When it came out a few critics wrote harsh reviews, saying Jane was no real character and the book contained nothing but witty one liners. I agree that the book contains a lot of witty repartee and quotable lines but I thought it was anything but flat.
The story I liked best is the first in the collection. It’s called Advanced Beginners. Jane is a very young girl still and love and dating are confusing. Emotions are confusing and she understands how difficult it is to put certain feelings into words. They are too delicate; talking about them could destroy them. The following quote, which I found online, will give you a taste of Bank’s style.
My brother’s first serious girlfriend was eight years older—twenty-eight to his twenty. Her name was Julia Cathcart, and Henry introduced her to us in early June. They drove from Manhattan down to our cottage in Loveladies, on the New Jersey shore. When his little convertible, his pet, pulled into the driveway, she was behind the wheel. My mother and I were watching from the kitchen window. I said, “He lets her drive his car.”
My brother and his girlfriend were dressed alike, baggy white shirts tucked into jeans, except she had a black cashmere sweater over her shoulders.
She had dark eyes, high cheekbones, and beautiful skin, pale, with high coloring in her cheeks like a child with a fever.
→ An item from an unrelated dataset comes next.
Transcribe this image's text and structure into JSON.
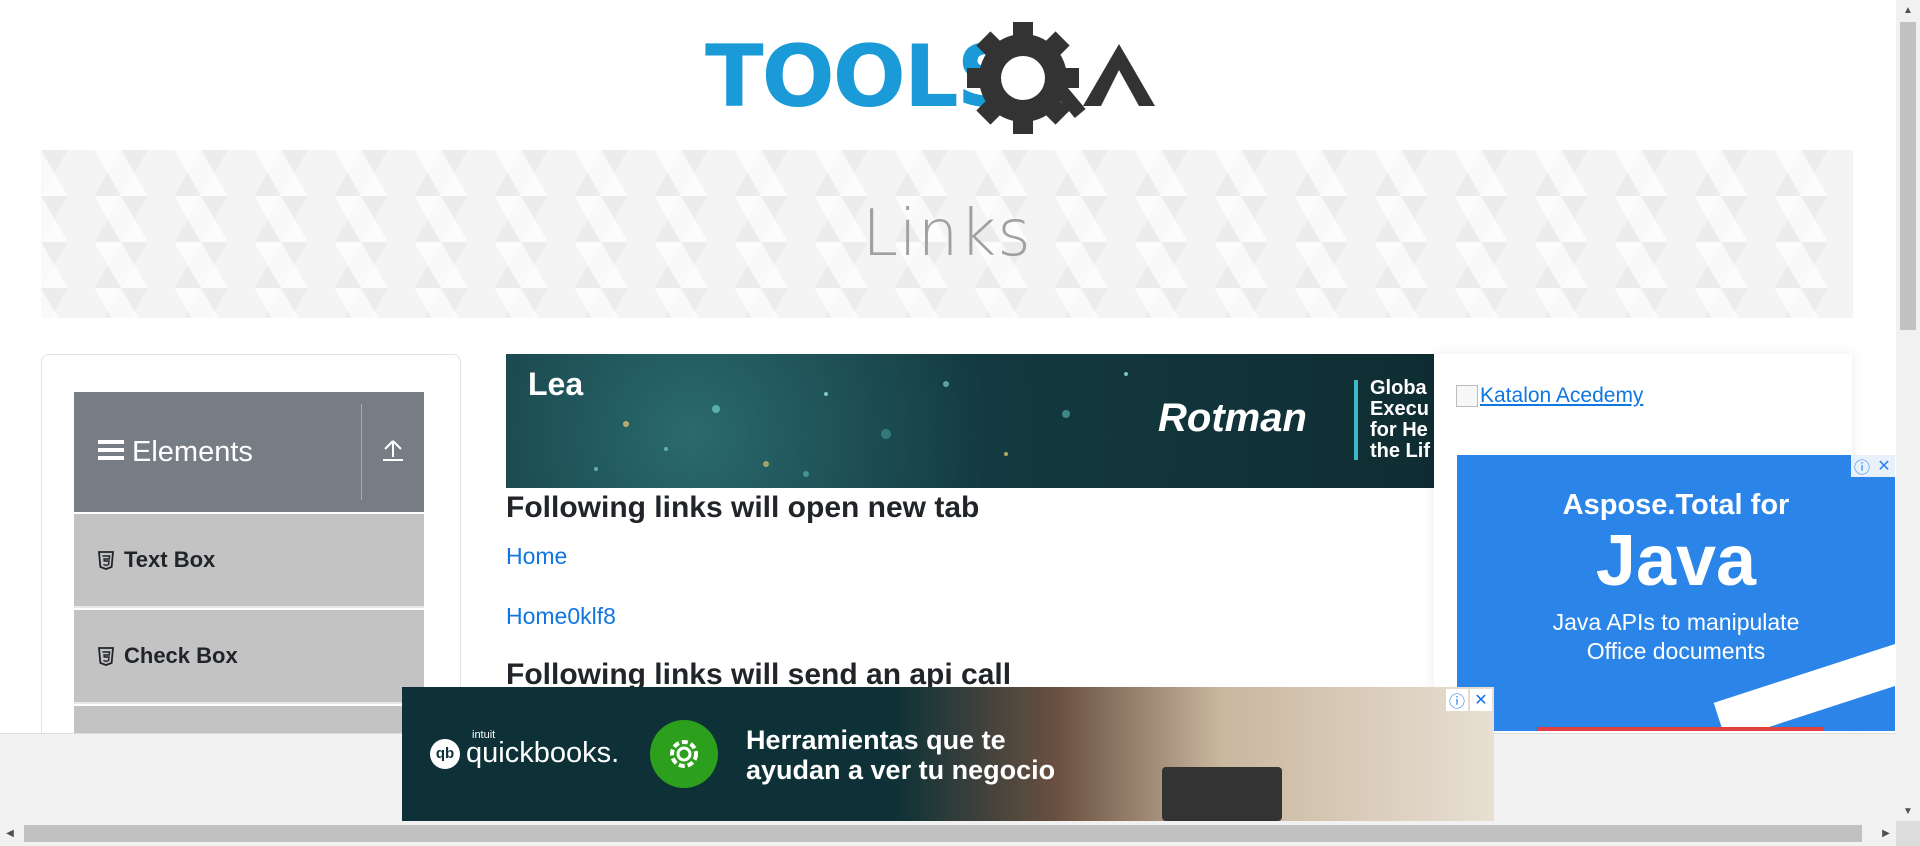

Her hair was back in a loose ponytail, tied with a piece of lace, and she wore tiny pearl earrings.
I thought maybe she’d look older than Henry, but it was Henry who looked older than Henry. Standing there, he looked like a man. He’d grown a beard, for starters, and had on new wire-rim sunglasses that made him appear more like a bon vivant than a philosophy major between colleges. His hair was longer, and, not yet lightened by the sun, it was the reddish-brown color of an Irish setter.
He gave me a kiss on the cheek, as though he always had.
Then he roughed around with our Airedale, Atlas, while his girlfriend and mother shook hands. They were clasping fingertips, ladylike, smiling as though they were already fond of each other and just waiting for details to fill in why.
Julia turned to me and said, “You must be Janie.”
“Most people call me Jane now,” I said, making myself sound even younger.
“Jane,” she said, possibly in the manner of an adult trying to take a child seriously.
Henry unpacked the car and loaded himself up with everything they’d brought, little bags and big ones, a string tote, and a knapsack.
As he started up the driveway, his girlfriend said, “Do you have the wine, Hank?”
Whoever Hank was, he had it.
I also enjoyed the two stories which were made into a movie, My Old Man and The Worst Thing a Suburban Girl Could Imagine. The narrator is a young editor who dates an older, very famous editor who tries to hide his alcohol problem. It’s just as witty as the first story, but more bitter-sweet.
The title story pokes fun at all those self-help books that promise women will find Mr. Right if they only stick to certain rules. The narrator follows such a rule book and at first the result is funny but then it becomes tragic and she turns into a parody of herself.
I can’t help it but I like a book with quotable lines. I enjoyed most of the stories and to me it even felt like a novel because we see Jane at various stages of her dating life. When it came out it was compared to Bridget Jones but that doesn’t do it any justice. It’s totally different, because tone and voice are so different. Jane sounds mostly laconic. I’d also say The Girl’s Guide … is more literary style wise but with less social/cultural commentary. One should really not compare them. It just goes to show that Bridget Jones was the 90s Gone Girl.